I don't like games and gambles with serious matters.  That's because I'm a humorless feminazi who believes in a fair world where people are not put into little boxes by gender (or by race or sexual preference etc.) when they try to decide which talents to nurture and which working lives to choose.

 Rosin appears to see the situation as a competition, a "winning-gender-takes-all" game.  But if that's the interpretation one chooses, then the data suggests that it's still not women who are winning.   Things are considerably better for women than they were, of course (though I wonder if anyone wrote about the end of women when women were one third of college graduates, in those halcyon days of yore), but no, men are not ending.  At all.

Let's put all this into a proper perspective in terms of time and place:  After thousands of years of pretty much male domination we suddenly worry about tipping into a matriarchy?  Because sixty percent of new college graduates are women?   That to me seems to be the one type of data which might (weakly) support Rosin's theory.  But then how does she explain Saudi Arabia or Iran (the latter until the government enforced gender quotas)?  Those countries have similar female domination in higher education.

Mentioning Iran and Saudi Arabia brings me to the proper place of Rosin's arguments:  The global one.  No end of men in that wider view.  Male domination seems to be doing very well in many, many countries on this earth.  Come to think of it, it's doing pretty well even in the US government.

I'm not particularly ecstatic when writing these criticisms about "The End of Men" and related topics.  But I feel I must,  because of those data problems and also because these calls sound like "the-sky-is-falling" to me or at least extremely premature.  The latter means that there will be those who argue that we've come to as close to gender equality as we can, without ending all those men.

At the same time, I sorta agree with Rosin's basic conclusions here:

The place I would like to arrive after the “end of men” is not Charlotte Perkins Gillman’s Herland, a mystical biological matriarchy in which the men are literally obsolete.

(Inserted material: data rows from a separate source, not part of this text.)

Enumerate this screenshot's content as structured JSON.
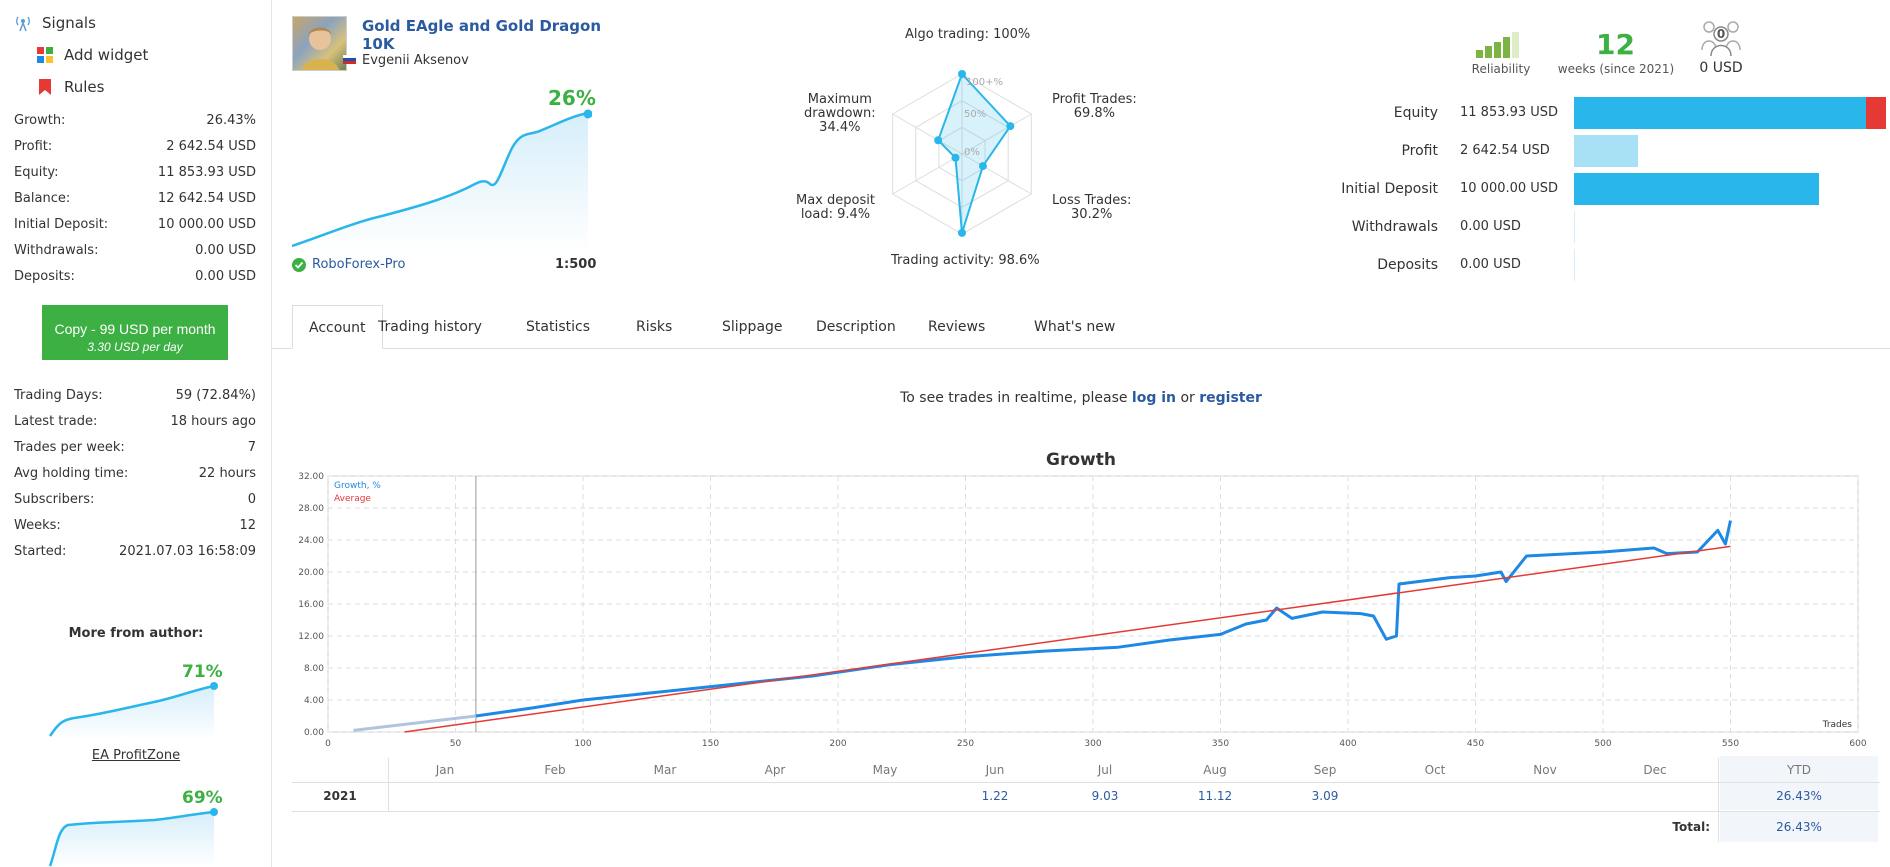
{
  "nav": [
    {
      "label": "Signals",
      "icon": "antenna-icon"
    },
    {
      "label": "Add widget",
      "icon": "widget-icon"
    },
    {
      "label": "Rules",
      "icon": "bookmark-icon"
    }
  ],
  "stats1": [
    {
      "label": "Growth:",
      "value": "26.43%"
    },
    {
      "label": "Profit:",
      "value": "2 642.54 USD"
    },
    {
      "label": "Equity:",
      "value": "11 853.93 USD"
    },
    {
      "label": "Balance:",
      "value": "12 642.54 USD"
    },
    {
      "label": "Initial Deposit:",
      "value": "10 000.00 USD"
    },
    {
      "label": "Withdrawals:",
      "value": "0.00 USD"
    },
    {
      "label": "Deposits:",
      "value": "0.00 USD"
    }
  ],
  "copy": {
    "line1": "Copy - 99 USD per month",
    "line2": "3.30 USD per day"
  },
  "stats2": [
    {
      "label": "Trading Days:",
      "value": "59 (72.84%)"
    },
    {
      "label": "Latest trade:",
      "value": "18 hours ago"
    },
    {
      "label": "Trades per week:",
      "value": "7"
    },
    {
      "label": "Avg holding time:",
      "value": "22 hours"
    },
    {
      "label": "Subscribers:",
      "value": "0"
    },
    {
      "label": "Weeks:",
      "value": "12"
    },
    {
      "label": "Started:",
      "value": "2021.07.03 16:58:09"
    }
  ],
  "more_title": "More from author:",
  "more": [
    {
      "pct": "71%",
      "name": "EA ProfitZone"
    },
    {
      "pct": "69%"
    }
  ],
  "signal": {
    "title": "Gold EAgle and Gold Dragon 10K",
    "author": "Evgenii Aksenov",
    "growth": "26%",
    "broker": "RoboForex-Pro",
    "leverage": "1:500"
  },
  "radar": {
    "algo": "Algo trading: 100%",
    "profit1": "Profit Trades:",
    "profit2": "69.8%",
    "loss1": "Loss Trades:",
    "loss2": "30.2%",
    "activity": "Trading activity: 98.6%",
    "load1": "Max deposit",
    "load2": "load: 9.4%",
    "dd1": "Maximum",
    "dd2": "drawdown:",
    "dd3": "34.4%",
    "ring100": "100+%",
    "ring50": "50%",
    "ring0": "0%",
    "values": {
      "algo": 100,
      "profit": 69.8,
      "loss": 30.2,
      "activity": 98.6,
      "load": 9.4,
      "drawdown": 34.4
    }
  },
  "summary": {
    "reliability_label": "Reliability",
    "weeks": "12",
    "weeks_label": "weeks (since 2021)",
    "subscribers_count": "0",
    "subscribers_usd": "0 USD"
  },
  "bars": [
    {
      "label": "Equity",
      "value": "11 853.93 USD",
      "fraction": 0.96,
      "color": "#29b6ea",
      "extra_color": "#e53935"
    },
    {
      "label": "Profit",
      "value": "2 642.54 USD",
      "fraction": 0.21,
      "color": "#a8e0f5"
    },
    {
      "label": "Initial Deposit",
      "value": "10 000.00 USD",
      "fraction": 0.8,
      "color": "#29b6ea"
    },
    {
      "label": "Withdrawals",
      "value": "0.00 USD",
      "fraction": 0,
      "color": "#29b6ea"
    },
    {
      "label": "Deposits",
      "value": "0.00 USD",
      "fraction": 0,
      "color": "#29b6ea"
    }
  ],
  "tabs": [
    "Account",
    "Trading history",
    "Statistics",
    "Risks",
    "Slippage",
    "Description",
    "Reviews",
    "What's new"
  ],
  "realtime": {
    "text1": "To see trades in realtime, please ",
    "login": "log in",
    "text2": " or ",
    "register": "register"
  },
  "chart_data": {
    "type": "line",
    "title": "Growth",
    "xlabel": "Trades",
    "xlim": [
      0,
      600
    ],
    "ylim": [
      0,
      32
    ],
    "xticks": [
      0,
      50,
      100,
      150,
      200,
      250,
      300,
      350,
      400,
      450,
      500,
      550,
      600
    ],
    "yticks": [
      "0.00",
      "4.00",
      "8.00",
      "12.00",
      "16.00",
      "20.00",
      "24.00",
      "28.00",
      "32.00"
    ],
    "series": [
      {
        "name": "Growth, %",
        "color": "#1e88e5",
        "x": [
          58,
          80,
          100,
          130,
          160,
          190,
          220,
          250,
          280,
          310,
          330,
          350,
          360,
          368,
          372,
          378,
          390,
          405,
          410,
          415,
          419,
          420,
          440,
          450,
          460,
          462,
          470,
          500,
          520,
          525,
          537,
          545,
          548,
          550
        ],
        "y": [
          2.0,
          3.0,
          4.0,
          5.0,
          6.0,
          7.0,
          8.4,
          9.4,
          10.1,
          10.6,
          11.5,
          12.2,
          13.5,
          14.0,
          15.5,
          14.2,
          15.0,
          14.8,
          14.5,
          11.6,
          12.0,
          18.5,
          19.3,
          19.5,
          20.0,
          18.8,
          22.0,
          22.5,
          23.0,
          22.3,
          22.5,
          25.2,
          23.5,
          26.43
        ]
      },
      {
        "name": "Average",
        "color": "#e53935",
        "x": [
          30,
          550
        ],
        "y": [
          0,
          23.2
        ]
      }
    ],
    "prefix_series": {
      "color": "#b0c4de",
      "x": [
        10,
        58
      ],
      "y": [
        0.2,
        2.0
      ]
    }
  },
  "months_header": [
    "Jan",
    "Feb",
    "Mar",
    "Apr",
    "May",
    "Jun",
    "Jul",
    "Aug",
    "Sep",
    "Oct",
    "Nov",
    "Dec"
  ],
  "ytd_label": "YTD",
  "year": "2021",
  "month_values": [
    "",
    "",
    "",
    "",
    "",
    "1.22",
    "9.03",
    "11.12",
    "3.09",
    "",
    "",
    ""
  ],
  "ytd_value": "26.43%",
  "total_label": "Total:",
  "total_value": "26.43%"
}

It’s a place where my son’s girlfriend earns more money than he does and no one cares or interviews him about it for a story. It’s a place where he decides he wants to work four days a week and spend the fifth picking up the kids from school, or doing his sculpting, and no one thinks there is anything wrong with him. It’s also a place where, if he decides he wants to work all five days, and his wife decides she doesn’t, they can both make that work. It’s a place where the single standard for power and success is not hours logged and paychecks earned. It’s a place where we use our imagination to give men and women, both, a little more room to breathe.
I just don't think rigid definitions of masculinity can be changed by writing books about the "end of men."  Rather the reverse, to be honest.

*This deserves a proper long and dry post, this topic.  I shall get to it one day.